The population of a city is given as a 3.45 x 10^6 nearby city has a population of 1.3 x 10^5 what is the sum of the populations of the two cities in scientific notation
To find the sum of the populations of the two cities in scientific notation, we can add the two numbers:
3.45 x 10^6 + 1.3 x 10^5
First, we need to align the numbers so that they have the same exponent:
3.45 x 10^6 + 0.13 x 10^6
Next, we can add the numbers:
(3.45 + 0.13) x 10^6
= 3.58 x 10^6
Therefore, the sum of the populations of the two cities in scientific notation is 3.58 x 10^6.
To find the sum of the populations of the two cities in scientific notation, we first need to convert them into the same exponent form.

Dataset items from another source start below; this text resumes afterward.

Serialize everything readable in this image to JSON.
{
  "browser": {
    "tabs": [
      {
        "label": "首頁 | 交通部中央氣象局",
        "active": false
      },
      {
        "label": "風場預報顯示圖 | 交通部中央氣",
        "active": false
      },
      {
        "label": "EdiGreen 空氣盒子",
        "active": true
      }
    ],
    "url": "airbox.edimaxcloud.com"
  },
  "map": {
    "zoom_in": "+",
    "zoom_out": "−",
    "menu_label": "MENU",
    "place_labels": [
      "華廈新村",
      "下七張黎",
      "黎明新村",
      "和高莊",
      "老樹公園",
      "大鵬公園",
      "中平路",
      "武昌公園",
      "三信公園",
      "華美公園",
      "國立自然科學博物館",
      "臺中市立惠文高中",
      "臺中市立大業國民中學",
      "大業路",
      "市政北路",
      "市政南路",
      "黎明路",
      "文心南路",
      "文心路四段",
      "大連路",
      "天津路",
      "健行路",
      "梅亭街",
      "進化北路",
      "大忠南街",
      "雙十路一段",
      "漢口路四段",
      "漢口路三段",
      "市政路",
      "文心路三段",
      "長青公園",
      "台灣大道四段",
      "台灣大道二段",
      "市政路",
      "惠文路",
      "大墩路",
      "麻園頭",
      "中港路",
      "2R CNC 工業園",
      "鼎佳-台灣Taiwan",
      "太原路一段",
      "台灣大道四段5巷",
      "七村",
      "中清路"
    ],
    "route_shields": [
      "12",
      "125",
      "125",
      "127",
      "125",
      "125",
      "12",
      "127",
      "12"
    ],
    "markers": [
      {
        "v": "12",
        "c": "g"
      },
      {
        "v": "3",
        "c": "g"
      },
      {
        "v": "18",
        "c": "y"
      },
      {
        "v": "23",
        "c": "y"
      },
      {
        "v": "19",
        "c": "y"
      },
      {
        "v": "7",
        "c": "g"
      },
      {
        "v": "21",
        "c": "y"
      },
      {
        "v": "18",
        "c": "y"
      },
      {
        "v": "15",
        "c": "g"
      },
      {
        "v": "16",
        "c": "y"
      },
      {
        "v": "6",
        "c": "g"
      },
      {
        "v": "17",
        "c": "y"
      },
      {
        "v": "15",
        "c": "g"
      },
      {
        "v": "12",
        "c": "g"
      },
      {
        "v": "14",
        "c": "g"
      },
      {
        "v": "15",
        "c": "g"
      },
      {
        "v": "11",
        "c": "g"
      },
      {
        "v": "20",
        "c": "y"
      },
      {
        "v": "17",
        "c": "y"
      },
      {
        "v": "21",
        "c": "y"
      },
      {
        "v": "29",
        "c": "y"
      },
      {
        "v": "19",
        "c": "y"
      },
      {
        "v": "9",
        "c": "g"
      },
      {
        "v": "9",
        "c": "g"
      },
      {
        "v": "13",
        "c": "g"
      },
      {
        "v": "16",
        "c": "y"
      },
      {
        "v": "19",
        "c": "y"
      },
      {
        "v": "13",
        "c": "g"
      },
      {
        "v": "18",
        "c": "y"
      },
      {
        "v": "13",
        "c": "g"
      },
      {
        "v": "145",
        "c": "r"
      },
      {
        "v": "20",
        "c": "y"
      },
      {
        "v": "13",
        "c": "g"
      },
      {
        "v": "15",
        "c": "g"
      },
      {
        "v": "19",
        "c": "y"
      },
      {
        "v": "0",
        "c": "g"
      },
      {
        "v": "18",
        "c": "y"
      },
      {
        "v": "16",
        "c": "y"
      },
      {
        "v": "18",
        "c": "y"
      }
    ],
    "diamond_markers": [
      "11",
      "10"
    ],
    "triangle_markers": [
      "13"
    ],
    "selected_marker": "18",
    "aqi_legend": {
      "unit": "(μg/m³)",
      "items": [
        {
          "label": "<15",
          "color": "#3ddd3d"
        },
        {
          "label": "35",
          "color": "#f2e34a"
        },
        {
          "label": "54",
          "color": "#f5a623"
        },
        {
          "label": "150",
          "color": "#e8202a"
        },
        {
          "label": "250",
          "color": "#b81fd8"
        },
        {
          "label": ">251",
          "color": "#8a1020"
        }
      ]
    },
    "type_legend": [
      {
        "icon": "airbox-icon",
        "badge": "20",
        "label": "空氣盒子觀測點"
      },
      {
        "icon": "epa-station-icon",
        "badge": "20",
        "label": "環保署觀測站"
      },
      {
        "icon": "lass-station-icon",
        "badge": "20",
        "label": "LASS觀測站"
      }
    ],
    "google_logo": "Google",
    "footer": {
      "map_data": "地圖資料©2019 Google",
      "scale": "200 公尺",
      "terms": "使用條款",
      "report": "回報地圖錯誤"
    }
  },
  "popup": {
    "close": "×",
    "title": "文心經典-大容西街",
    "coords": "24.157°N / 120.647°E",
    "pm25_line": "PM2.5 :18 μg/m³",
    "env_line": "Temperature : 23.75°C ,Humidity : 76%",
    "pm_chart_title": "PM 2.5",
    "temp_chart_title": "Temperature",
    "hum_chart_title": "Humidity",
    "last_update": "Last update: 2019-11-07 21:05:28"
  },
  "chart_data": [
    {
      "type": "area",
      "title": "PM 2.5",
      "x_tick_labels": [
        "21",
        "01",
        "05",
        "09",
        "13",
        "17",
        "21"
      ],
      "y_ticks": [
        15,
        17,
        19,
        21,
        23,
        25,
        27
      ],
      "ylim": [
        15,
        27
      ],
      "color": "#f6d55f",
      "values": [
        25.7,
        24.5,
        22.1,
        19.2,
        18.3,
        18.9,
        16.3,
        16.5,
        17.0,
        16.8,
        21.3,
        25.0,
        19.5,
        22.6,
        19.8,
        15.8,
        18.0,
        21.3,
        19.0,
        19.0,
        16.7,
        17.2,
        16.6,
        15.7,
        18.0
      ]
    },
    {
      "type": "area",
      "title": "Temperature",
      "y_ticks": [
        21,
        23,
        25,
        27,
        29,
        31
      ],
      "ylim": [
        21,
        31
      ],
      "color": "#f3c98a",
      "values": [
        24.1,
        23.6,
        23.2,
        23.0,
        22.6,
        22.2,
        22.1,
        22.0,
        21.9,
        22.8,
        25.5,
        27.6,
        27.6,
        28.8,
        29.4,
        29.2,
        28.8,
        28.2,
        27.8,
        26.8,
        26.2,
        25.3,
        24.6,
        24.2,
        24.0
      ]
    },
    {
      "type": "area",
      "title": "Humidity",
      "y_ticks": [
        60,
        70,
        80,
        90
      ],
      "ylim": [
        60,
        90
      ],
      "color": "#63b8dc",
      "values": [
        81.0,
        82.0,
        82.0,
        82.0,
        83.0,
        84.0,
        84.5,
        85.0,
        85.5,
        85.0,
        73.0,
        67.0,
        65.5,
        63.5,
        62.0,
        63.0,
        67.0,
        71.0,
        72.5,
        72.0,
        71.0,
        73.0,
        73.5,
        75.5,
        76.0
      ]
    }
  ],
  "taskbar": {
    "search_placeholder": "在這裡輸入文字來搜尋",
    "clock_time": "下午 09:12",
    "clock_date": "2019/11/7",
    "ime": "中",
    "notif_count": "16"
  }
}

The population of the first city is 3.45 x 10^6, and the population of the second city is 1.3 x 10^5.
We can convert 3.45 x 10^6 to the same exponent form as 1.3 x 10^5 by moving the decimal point to the left by one place, resulting in 34.5 x 10^5.
Now, we can add the populations:
34.5 x 10^5 + 1.3 x 10^5 = 35.8 x 10^5
To express the sum in scientific notation, we need to make sure the coefficient is between 1 and 10. Therefore, we can rewrite it as:
3.58 x 10^6
Therefore, the sum of the populations of the two cities is 3.58 x 10^6 in scientific notation.
To find the sum of the populations of the two cities in scientific notation, you can add the numbers in front of the powers of 10 separately.
Given:
Population of the first city = 3.45 x 10^6
Population of the second city = 1.3 x 10^5
Step 1: Add the numbers in front of the powers of 10:
3.45 + 1.3 = 4.75
Step 2: Keep the larger power of 10, which is 10^6 in this case, since it represents the larger population.
Therefore, the sum of the populations of the two cities in scientific notation is 4.75 x 10^6.